Anos mais tarde, já jogador profissional, Cruyff – o rebelde que não utilizava as chuteiras da Adidas – passou a calçar o as chuteiras da linha Puma King, criadas e desenhadas para o próprio Eusébio, que assinava o modelo.  E foi justamente com a ideia de contragolpear o Benfica, que tinha no Pantera Negra um dos maiores jogadores do mundo, que o Porto tentou contratar o gênio holandês. Ao final da temporada 1969/70, em que os dragões terminaram apenas em nono lugar no Campeonato Português (a pior campanha da história do clube), alguma coisa precisava ser feita.

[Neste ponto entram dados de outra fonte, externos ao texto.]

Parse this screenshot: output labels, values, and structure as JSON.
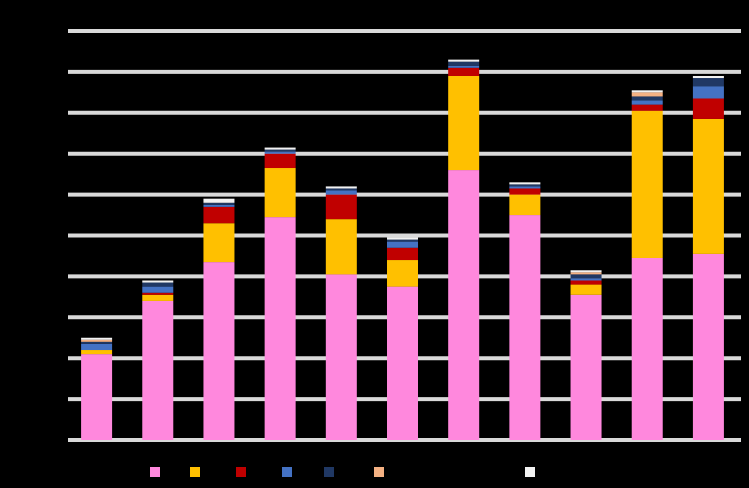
{
  "chart_data": {
    "type": "bar",
    "stacked": true,
    "title": "",
    "xlabel": "",
    "ylabel": "",
    "ylim": [
      0,
      10
    ],
    "grid": true,
    "legend_position": "bottom",
    "background": "#000000",
    "gridline_color": "#d9d9d9",
    "categories": [
      "",
      "",
      "",
      "",
      "",
      "",
      "",
      "",
      "",
      "",
      ""
    ],
    "series": [
      {
        "name": "",
        "color": "#ff88dd",
        "values": [
          2.1,
          3.4,
          4.35,
          5.45,
          4.05,
          3.75,
          6.6,
          5.5,
          3.55,
          4.45,
          4.55
        ]
      },
      {
        "name": "",
        "color": "#ffc000",
        "values": [
          0.1,
          0.15,
          0.95,
          1.2,
          1.35,
          0.65,
          2.3,
          0.5,
          0.25,
          3.6,
          3.3
        ]
      },
      {
        "name": "",
        "color": "#c00000",
        "values": [
          0.0,
          0.05,
          0.4,
          0.35,
          0.6,
          0.3,
          0.2,
          0.15,
          0.1,
          0.15,
          0.5
        ]
      },
      {
        "name": "",
        "color": "#4472c4",
        "values": [
          0.15,
          0.15,
          0.05,
          0.05,
          0.1,
          0.15,
          0.05,
          0.05,
          0.05,
          0.1,
          0.3
        ]
      },
      {
        "name": "",
        "color": "#203864",
        "values": [
          0.05,
          0.1,
          0.05,
          0.05,
          0.05,
          0.05,
          0.1,
          0.05,
          0.1,
          0.1,
          0.2
        ]
      },
      {
        "name": "",
        "color": "#f4b183",
        "values": [
          0.05,
          0.0,
          0.0,
          0.0,
          0.0,
          0.0,
          0.0,
          0.0,
          0.05,
          0.1,
          0.0
        ]
      },
      {
        "name": "",
        "color": "#f2f2f2",
        "values": [
          0.05,
          0.05,
          0.1,
          0.05,
          0.05,
          0.05,
          0.05,
          0.05,
          0.05,
          0.05,
          0.05
        ]
      }
    ]
  }
}
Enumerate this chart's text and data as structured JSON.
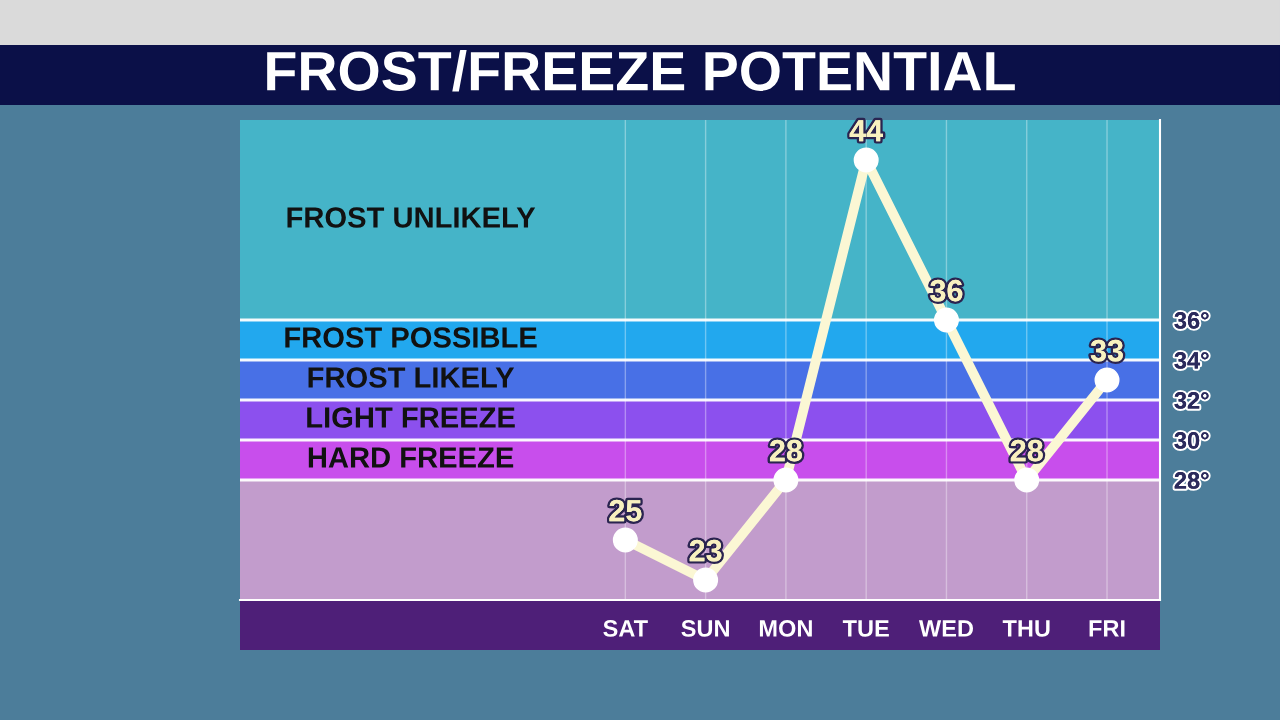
{
  "chart_data": {
    "type": "line",
    "title": "FROST/FREEZE POTENTIAL",
    "categories": [
      "SAT",
      "SUN",
      "MON",
      "TUE",
      "WED",
      "THU",
      "FRI"
    ],
    "values": [
      25,
      23,
      28,
      44,
      36,
      28,
      33
    ],
    "color": "#fbf7d4",
    "marker": "circle",
    "line_style": "solid",
    "data_labels": true,
    "ylim": [
      22,
      46
    ],
    "yticks": [
      {
        "value": 28,
        "label": "28°"
      },
      {
        "value": 30,
        "label": "30°"
      },
      {
        "value": 32,
        "label": "32°"
      },
      {
        "value": 34,
        "label": "34°"
      },
      {
        "value": 36,
        "label": "36°"
      }
    ],
    "grid": true,
    "bands": [
      {
        "axis": "y",
        "from": 36,
        "to": 46,
        "label": "FROST UNLIKELY",
        "color": "#45b4c8"
      },
      {
        "axis": "y",
        "from": 34,
        "to": 36,
        "label": "FROST POSSIBLE",
        "color": "#22a8ee"
      },
      {
        "axis": "y",
        "from": 32,
        "to": 34,
        "label": "FROST LIKELY",
        "color": "#4870e6"
      },
      {
        "axis": "y",
        "from": 30,
        "to": 32,
        "label": "LIGHT FREEZE",
        "color": "#8c50ee"
      },
      {
        "axis": "y",
        "from": 28,
        "to": 30,
        "label": "HARD FREEZE",
        "color": "#c84eec"
      },
      {
        "axis": "y",
        "from": 22,
        "to": 28,
        "color": "#c29ccc"
      }
    ]
  }
}
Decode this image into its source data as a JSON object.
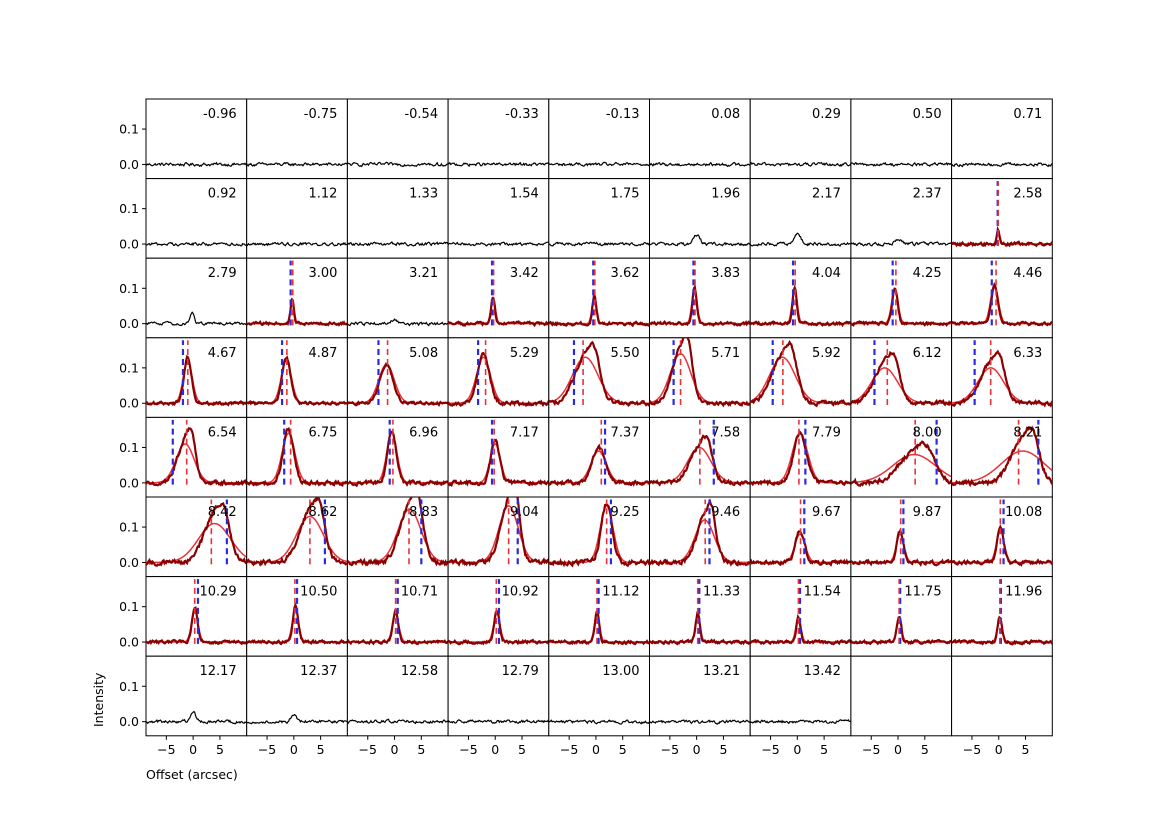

Foi quando o então presidente Afonso Pinto de Magalhães acatou a ideia do técnico escocês Tommy Docherty, de buscar um jovem promissor que fazia muito sucesso no Ajax e que, em Portugal, poderia ser um rival à altura de Eusébio. O mandatário portista convocou uma Assembleia Geral dos sócios e os convenceu a se cotizar para tentar a bombástica contratação.

A vaquinha dos associados rendeu 6 mil contos (o dinheiro da época). E foi com esse valor em mãos que Pinto de Magalhães contatou o clube holandês, na esperança de poder contar com o jogador, de então 23 anos de idade. A resposta, porém, não foi bem o que os portistas esperavam. O Ajax pediu 8 mil contos pelo passe de Cruyff, valor que subiria para aproximadamente 11 mil contos somando os salários do jogador.

O valor impraticável para o Porto na época não foi o único fator que impediu o mito holandês de vestir a camisa dos dragões. Ao saber do interesse do clube português, Cruyff também fez questão de deixar claro que não gostaria de se transferir, por um motivo esportivo: ele preferia ficar no Ajax e disputar a Copa dos Campeões do que ir ao Porto e não jogar nem sequer a então Taça da Uefa.

E foi assim que o sonho portista de contar com um dos maiores jogadores de futebol da história chegou ao fim. Ao invés de Cruyff, o clube contratou meses depois o brasileiro Flávio Minuano, ex-Fluminense, por metade do valor que pagaria pelo holandês. Cruyff seguiu sua vida no Ajax, ganhou títulos, transferiu-se para o Barcelona e tornou-se a lenda que todos reverenciam. E o Porto voltaria a ser campeão nacional somente em 1977/78.